Here's a quote I heard from Jay Leno: " I went into a McDonald's yesterday and said, 'I'd like some fries.' The girl at the counter said, 'Would you like some fries with that?'"

Jon Kabat-Zinn, one of my mentors and my former boss, defines mindfulness as "paying attention, on purpose, in the present moment, without judgment." A big part of paying attention in this way is connected to really hearing, seeing, being with things the way they are, and especially noticing when we fall into the trap of ignoring what people are actually trying to communicate. My day today was filled with discussions with people who were stuck in old patterns of reactivity, and of course my own patterns were triggered by their patterns. We found ourselves in a soup of misunderstandings and confused communication. Some of these folks practice mindfulness, however, and so we gradually found that we could reach some kind of clarity. Working through this together was profoundly connecting. I feel so grateful for being on the planet with people who are willing to wake up to their own expectations, filters and confusion to a shared tenderness and kindness.

The three marks of existence go into a bar


The three marks of existence are ways of framing reality. Through paying attention to what arises moment to moment, within the frame of a settled body and mind, we come to understand them as experiences, not as theoretical constructs. The Pali words, used in the early Buddhist sutras, are dukkha, annicca and anatta. Dukkha means unsatisfactoriness, things being out of alignment. (The original meaning comes from the sound a cart makes when one of the wheels is a little bit off-balance: dook, dook, dook.) Annicca is the truth of impermanence, and and anatta is the recognition that there is no fixed self that abides through time. After a talk I gave about the three marks at the Berwick Street Zendo the other night, my husband and fellow teacher David Rynick, and my colleague at the Center for Mindfulness, Florence Meleo-Meyer, came up with this joke:

Dukkha, Annicca and Anatta go into a bar. Dukkha says, "life sucks!" Annicca says, "it won't last." Anatta says, "Are you talking to me?"

Sunday, April 5, 2009

Not backing down


When I'm afraid to show up in any situation, I often find that I'm having a thought like, "if only I could be better or more accomplished than I (believe I) am." And when I do it anyway, I find that what I really needed was not to be the best, but to be fully committed to the moment ... as present as possible.
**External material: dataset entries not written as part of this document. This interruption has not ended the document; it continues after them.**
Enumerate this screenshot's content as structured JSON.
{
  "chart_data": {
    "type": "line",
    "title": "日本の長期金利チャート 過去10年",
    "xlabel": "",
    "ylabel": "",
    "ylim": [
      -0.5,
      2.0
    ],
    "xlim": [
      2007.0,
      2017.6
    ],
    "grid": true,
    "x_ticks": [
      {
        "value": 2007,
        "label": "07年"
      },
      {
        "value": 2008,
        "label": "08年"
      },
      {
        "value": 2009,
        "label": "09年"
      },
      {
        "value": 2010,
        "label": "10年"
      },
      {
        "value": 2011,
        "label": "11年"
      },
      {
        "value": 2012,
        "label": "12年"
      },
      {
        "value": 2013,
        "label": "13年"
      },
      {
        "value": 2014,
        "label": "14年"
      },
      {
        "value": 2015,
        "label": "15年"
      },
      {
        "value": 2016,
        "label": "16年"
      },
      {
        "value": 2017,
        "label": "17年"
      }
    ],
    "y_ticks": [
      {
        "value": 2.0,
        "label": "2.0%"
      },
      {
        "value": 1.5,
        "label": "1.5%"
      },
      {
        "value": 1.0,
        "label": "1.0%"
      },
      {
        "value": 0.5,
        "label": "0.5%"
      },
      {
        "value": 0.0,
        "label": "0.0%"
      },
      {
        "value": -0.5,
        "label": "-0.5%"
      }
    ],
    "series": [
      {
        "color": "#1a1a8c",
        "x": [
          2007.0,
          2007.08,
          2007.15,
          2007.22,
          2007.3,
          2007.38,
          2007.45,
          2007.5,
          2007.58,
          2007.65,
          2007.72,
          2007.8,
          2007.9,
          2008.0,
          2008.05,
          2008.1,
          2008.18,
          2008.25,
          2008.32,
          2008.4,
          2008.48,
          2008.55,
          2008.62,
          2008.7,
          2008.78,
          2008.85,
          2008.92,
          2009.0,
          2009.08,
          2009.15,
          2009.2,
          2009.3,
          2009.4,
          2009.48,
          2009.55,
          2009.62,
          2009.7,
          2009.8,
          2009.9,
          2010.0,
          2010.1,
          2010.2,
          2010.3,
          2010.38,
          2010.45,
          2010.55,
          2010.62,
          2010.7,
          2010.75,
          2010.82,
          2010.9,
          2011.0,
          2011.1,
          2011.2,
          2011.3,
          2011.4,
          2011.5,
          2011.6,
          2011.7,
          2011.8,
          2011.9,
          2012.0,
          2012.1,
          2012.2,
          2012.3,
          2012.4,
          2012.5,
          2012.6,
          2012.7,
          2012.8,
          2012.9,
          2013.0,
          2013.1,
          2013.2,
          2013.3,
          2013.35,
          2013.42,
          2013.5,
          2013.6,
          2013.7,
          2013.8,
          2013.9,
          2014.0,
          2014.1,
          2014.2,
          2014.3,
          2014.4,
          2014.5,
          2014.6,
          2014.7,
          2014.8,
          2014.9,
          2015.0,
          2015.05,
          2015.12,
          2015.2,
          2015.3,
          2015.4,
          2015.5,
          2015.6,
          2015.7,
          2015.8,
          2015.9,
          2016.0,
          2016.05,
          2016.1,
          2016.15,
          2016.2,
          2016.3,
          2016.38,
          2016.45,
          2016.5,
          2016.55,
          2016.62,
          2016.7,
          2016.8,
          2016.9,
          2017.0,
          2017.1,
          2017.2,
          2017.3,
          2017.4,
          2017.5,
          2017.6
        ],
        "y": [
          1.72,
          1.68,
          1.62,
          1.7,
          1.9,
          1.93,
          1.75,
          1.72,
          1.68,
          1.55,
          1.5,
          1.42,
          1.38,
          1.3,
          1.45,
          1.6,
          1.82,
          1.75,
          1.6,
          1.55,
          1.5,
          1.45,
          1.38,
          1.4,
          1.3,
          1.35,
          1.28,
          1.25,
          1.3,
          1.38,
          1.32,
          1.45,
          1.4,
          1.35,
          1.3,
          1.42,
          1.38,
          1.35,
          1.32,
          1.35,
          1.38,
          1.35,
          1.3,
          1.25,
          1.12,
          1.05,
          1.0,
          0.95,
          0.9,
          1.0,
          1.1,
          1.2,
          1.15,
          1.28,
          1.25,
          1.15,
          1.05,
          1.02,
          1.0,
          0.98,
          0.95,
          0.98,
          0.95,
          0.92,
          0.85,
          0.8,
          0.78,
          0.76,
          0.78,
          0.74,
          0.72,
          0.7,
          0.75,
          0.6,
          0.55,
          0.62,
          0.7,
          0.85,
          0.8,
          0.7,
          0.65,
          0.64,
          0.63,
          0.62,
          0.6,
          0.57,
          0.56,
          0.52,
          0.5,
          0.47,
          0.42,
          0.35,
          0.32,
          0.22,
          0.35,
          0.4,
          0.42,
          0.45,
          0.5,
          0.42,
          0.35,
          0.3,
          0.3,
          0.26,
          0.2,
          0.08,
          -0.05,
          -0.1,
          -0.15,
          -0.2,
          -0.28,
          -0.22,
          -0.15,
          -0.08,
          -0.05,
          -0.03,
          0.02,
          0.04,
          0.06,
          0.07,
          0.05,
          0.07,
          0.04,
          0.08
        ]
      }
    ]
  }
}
Here's some inspiration along those lines from from Sasha Frere-Jones, in The New Yorker, April 6, 2009, writing about Bono, the lead singer of U2.

"For all his limitations -- he's one of the last vocalists you can imagine making a solo record -- Bono is the only singer who could possibly make U2's music succeed...Bono's voice can sound strained fairly quickly...Bono's gift is the ability to sound utterly immersed in and committed to whatever his band is proposing. He backs down from nothing that the band starts."